The cerebellum of our brain that was once believed only limited to movement control has now been associated with playing a key role in higher functions like attention, thinking, planning and decision-making, researchers have found.
The cerebellum is like the person at the end of an assembly line, the researchers said, adding "it's where all your thoughts and actions get refined and quality controlled."
Only 20 per cent of it is devoted to movement, roughly the same amount as in the cerebral cortex -- the crumpled outer layer of the brain, the remaining 80 per cent is occupied by networks involved in higher-order cognition.
These include the attention network; the default network, which has to do with daydreaming, recalling memories and just idly thinking; and two networks that oversee executive functions such as decision-making and planning.
"Everyone thought the cerebellum was about movement. If your cerebellum is damaged, you can't move smoothly -- your hand jerks around when you try to reach for something.

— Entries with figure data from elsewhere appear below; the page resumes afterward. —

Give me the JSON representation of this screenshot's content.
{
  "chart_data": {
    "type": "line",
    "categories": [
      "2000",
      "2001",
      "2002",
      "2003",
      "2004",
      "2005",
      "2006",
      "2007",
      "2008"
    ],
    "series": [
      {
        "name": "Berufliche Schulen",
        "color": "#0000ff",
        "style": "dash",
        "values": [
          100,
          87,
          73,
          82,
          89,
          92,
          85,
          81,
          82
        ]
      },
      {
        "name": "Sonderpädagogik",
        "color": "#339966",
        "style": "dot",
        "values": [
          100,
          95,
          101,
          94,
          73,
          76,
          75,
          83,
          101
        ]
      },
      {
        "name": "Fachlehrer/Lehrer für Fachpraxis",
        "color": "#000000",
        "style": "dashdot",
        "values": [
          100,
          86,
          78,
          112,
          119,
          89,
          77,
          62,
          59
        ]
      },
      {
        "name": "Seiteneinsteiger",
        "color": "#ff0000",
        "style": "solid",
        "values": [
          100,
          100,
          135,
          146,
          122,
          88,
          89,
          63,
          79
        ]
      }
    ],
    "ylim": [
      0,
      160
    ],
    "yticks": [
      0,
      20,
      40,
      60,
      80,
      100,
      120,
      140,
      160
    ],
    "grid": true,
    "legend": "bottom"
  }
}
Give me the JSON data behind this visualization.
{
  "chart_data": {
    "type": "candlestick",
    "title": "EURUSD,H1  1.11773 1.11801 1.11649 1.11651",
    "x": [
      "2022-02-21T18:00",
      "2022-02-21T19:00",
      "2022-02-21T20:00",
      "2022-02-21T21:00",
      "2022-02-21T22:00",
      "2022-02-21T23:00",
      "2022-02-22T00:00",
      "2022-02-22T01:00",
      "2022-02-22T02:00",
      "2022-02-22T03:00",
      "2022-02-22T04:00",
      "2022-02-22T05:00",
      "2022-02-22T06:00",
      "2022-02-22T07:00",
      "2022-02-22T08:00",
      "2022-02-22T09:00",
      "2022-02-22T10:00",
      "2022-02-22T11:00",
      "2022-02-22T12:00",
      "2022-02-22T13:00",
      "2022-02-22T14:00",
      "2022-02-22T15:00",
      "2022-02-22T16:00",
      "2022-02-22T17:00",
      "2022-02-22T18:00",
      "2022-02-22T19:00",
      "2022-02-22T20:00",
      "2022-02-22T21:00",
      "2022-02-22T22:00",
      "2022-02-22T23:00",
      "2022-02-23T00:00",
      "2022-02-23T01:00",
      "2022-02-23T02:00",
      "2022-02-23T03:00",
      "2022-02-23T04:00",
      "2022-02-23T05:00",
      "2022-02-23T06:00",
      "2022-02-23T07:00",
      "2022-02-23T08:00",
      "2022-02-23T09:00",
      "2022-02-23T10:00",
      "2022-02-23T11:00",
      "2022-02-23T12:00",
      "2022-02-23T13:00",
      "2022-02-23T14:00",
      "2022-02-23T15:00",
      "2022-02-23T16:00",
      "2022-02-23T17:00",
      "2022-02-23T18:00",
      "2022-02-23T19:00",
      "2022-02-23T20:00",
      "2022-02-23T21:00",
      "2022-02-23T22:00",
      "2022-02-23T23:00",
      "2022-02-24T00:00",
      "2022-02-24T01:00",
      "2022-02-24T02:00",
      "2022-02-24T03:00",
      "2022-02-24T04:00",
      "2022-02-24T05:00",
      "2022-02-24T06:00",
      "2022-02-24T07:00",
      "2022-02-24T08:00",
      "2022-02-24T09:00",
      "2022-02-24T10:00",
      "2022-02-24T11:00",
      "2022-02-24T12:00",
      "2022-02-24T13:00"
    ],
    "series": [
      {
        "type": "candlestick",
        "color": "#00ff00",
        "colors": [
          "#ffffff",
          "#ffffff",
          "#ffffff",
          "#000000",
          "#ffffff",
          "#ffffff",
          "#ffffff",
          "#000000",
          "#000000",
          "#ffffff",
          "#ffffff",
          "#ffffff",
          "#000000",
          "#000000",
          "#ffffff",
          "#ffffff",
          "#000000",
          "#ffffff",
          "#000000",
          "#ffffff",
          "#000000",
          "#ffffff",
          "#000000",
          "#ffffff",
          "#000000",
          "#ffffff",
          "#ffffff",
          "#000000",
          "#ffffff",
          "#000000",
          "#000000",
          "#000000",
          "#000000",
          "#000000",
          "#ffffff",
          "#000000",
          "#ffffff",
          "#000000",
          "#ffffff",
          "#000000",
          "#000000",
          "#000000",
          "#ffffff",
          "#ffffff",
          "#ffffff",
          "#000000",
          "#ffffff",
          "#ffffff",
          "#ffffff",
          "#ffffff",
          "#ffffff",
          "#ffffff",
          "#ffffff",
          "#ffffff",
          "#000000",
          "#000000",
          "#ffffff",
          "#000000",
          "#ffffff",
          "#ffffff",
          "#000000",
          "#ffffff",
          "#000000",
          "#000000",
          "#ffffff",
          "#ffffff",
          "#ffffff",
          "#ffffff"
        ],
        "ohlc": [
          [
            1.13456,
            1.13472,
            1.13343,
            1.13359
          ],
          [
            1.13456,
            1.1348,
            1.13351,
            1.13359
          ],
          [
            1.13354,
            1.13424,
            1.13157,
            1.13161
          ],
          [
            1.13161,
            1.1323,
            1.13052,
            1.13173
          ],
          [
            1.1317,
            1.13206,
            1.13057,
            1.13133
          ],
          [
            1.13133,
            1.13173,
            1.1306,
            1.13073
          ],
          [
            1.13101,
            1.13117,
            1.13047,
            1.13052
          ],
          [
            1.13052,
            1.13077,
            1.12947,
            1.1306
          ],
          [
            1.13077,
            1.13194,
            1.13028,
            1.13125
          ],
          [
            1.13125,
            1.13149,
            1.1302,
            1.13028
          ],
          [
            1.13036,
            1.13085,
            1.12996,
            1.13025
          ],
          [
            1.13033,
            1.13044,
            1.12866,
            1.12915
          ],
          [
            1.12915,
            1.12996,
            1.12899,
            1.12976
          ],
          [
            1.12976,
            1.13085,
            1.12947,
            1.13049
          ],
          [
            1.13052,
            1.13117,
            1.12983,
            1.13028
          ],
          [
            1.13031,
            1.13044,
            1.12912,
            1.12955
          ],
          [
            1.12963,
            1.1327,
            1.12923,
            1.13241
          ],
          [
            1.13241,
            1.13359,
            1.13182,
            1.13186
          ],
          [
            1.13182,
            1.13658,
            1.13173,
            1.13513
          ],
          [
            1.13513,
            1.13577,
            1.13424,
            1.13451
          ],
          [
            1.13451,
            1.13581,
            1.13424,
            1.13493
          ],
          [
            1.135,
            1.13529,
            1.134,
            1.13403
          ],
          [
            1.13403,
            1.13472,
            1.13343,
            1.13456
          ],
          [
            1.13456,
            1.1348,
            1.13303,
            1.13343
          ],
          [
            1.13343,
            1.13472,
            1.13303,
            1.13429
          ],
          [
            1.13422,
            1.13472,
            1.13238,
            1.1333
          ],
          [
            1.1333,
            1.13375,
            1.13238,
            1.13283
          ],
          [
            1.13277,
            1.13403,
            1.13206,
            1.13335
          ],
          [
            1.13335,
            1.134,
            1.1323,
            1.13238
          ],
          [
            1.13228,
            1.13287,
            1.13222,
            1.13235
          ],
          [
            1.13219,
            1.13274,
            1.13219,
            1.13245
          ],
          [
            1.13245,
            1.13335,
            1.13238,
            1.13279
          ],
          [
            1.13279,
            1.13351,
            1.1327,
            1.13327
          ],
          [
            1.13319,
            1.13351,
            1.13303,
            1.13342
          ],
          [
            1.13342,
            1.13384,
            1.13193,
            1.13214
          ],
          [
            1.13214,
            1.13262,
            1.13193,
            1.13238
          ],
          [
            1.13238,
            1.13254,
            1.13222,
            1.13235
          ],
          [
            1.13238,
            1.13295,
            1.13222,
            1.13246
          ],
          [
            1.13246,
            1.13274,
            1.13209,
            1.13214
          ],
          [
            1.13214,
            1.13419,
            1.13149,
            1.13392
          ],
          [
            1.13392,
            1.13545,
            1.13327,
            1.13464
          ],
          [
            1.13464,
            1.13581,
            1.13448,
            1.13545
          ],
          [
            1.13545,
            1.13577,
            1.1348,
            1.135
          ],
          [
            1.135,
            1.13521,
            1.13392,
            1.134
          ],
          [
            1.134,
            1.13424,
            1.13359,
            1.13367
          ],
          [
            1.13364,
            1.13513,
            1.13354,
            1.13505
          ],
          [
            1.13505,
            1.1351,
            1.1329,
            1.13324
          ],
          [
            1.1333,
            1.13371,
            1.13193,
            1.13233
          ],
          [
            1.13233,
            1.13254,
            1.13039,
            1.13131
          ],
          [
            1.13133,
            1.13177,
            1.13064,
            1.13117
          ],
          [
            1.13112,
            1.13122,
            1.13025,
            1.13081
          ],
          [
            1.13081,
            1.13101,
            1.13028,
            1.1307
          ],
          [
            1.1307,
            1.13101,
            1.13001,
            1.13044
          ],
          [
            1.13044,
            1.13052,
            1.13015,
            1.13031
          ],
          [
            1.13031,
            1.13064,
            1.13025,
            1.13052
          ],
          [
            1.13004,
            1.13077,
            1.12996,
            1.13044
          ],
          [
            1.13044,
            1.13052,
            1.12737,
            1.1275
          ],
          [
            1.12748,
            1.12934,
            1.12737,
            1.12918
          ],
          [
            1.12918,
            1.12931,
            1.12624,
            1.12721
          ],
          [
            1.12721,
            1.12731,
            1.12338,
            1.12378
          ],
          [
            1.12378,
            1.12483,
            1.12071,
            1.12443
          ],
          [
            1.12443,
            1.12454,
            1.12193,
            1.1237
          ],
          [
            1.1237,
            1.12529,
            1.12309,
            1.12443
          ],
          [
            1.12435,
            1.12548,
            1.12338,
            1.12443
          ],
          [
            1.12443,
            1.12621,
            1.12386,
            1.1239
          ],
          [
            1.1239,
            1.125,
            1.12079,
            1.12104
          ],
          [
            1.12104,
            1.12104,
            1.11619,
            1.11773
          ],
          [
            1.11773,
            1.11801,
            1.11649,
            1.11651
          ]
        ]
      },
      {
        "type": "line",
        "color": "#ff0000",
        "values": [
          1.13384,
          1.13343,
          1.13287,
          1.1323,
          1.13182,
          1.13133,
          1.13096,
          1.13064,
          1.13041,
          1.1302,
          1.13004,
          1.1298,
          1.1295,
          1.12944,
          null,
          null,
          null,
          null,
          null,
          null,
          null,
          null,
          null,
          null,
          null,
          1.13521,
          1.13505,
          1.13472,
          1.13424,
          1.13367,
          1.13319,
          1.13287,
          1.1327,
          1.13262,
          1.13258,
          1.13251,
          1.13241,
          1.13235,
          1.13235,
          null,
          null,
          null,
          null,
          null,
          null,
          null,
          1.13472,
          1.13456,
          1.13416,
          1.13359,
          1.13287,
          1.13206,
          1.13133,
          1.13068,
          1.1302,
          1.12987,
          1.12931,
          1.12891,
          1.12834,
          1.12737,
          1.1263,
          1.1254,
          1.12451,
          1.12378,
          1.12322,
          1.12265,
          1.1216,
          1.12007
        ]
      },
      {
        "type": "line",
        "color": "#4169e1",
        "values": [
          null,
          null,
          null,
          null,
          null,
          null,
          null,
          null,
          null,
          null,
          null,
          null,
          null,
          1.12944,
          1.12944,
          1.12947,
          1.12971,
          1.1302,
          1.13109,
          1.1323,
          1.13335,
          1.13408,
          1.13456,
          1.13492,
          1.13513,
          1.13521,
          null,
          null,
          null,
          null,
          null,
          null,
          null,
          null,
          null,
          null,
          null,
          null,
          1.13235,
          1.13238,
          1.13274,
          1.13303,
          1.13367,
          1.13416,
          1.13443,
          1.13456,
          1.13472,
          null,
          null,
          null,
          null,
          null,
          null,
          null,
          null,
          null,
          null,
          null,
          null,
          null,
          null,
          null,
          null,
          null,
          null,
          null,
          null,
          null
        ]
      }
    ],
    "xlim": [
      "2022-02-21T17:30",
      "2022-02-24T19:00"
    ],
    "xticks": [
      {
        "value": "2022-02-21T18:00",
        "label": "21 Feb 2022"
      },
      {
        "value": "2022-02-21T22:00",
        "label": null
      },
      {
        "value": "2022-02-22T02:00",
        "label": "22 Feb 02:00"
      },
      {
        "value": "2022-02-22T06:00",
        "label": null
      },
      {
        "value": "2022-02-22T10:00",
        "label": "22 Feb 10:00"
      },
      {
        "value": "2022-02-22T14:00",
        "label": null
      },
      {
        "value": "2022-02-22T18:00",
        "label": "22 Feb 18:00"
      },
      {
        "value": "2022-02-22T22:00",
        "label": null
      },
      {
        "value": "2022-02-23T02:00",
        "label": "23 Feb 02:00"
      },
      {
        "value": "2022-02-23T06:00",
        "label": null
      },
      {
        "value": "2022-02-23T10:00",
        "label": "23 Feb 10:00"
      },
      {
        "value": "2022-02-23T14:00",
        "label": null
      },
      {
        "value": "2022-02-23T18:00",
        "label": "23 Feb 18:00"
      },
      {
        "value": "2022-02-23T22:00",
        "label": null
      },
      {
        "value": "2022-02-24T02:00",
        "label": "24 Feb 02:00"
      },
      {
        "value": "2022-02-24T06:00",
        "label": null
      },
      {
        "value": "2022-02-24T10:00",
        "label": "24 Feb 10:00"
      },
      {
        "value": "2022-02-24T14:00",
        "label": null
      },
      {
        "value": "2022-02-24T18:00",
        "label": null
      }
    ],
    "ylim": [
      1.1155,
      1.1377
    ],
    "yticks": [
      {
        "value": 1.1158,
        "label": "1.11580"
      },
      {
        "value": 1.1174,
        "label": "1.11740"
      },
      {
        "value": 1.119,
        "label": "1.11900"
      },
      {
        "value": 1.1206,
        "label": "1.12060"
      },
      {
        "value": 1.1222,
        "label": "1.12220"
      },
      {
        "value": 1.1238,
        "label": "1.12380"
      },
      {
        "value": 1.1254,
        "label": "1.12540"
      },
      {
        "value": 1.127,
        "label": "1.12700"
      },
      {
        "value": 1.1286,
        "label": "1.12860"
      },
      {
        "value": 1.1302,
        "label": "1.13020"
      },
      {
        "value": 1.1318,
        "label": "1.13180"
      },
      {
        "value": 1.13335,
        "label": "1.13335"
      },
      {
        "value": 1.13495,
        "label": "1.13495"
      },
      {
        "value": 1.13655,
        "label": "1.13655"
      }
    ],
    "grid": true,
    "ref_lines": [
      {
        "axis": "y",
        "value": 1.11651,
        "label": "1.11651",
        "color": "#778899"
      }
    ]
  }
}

"Our research strongly suggests that just as the cerebellum serves as a quality check on movement, it also checks your thoughts as well -- smoothing them out, correcting them, perfecting things," Dosenbach said.
For the study, published in the journal Neuron, the team had access to more than 10 hours of scans on each of 10 people and used the cortex's networks as a template to identify the networks in the cerebellum.
The researchers measured the timing of brain activity and found that the cerebellum was consistently the last step in neurologic circuits.
Signals were received through sensory systems and processed in intermediate networks in the cerebral cortex before being sent to the cerebellum where they underwent final quality checks before the output is sent back to the cerebral cortex for implementation.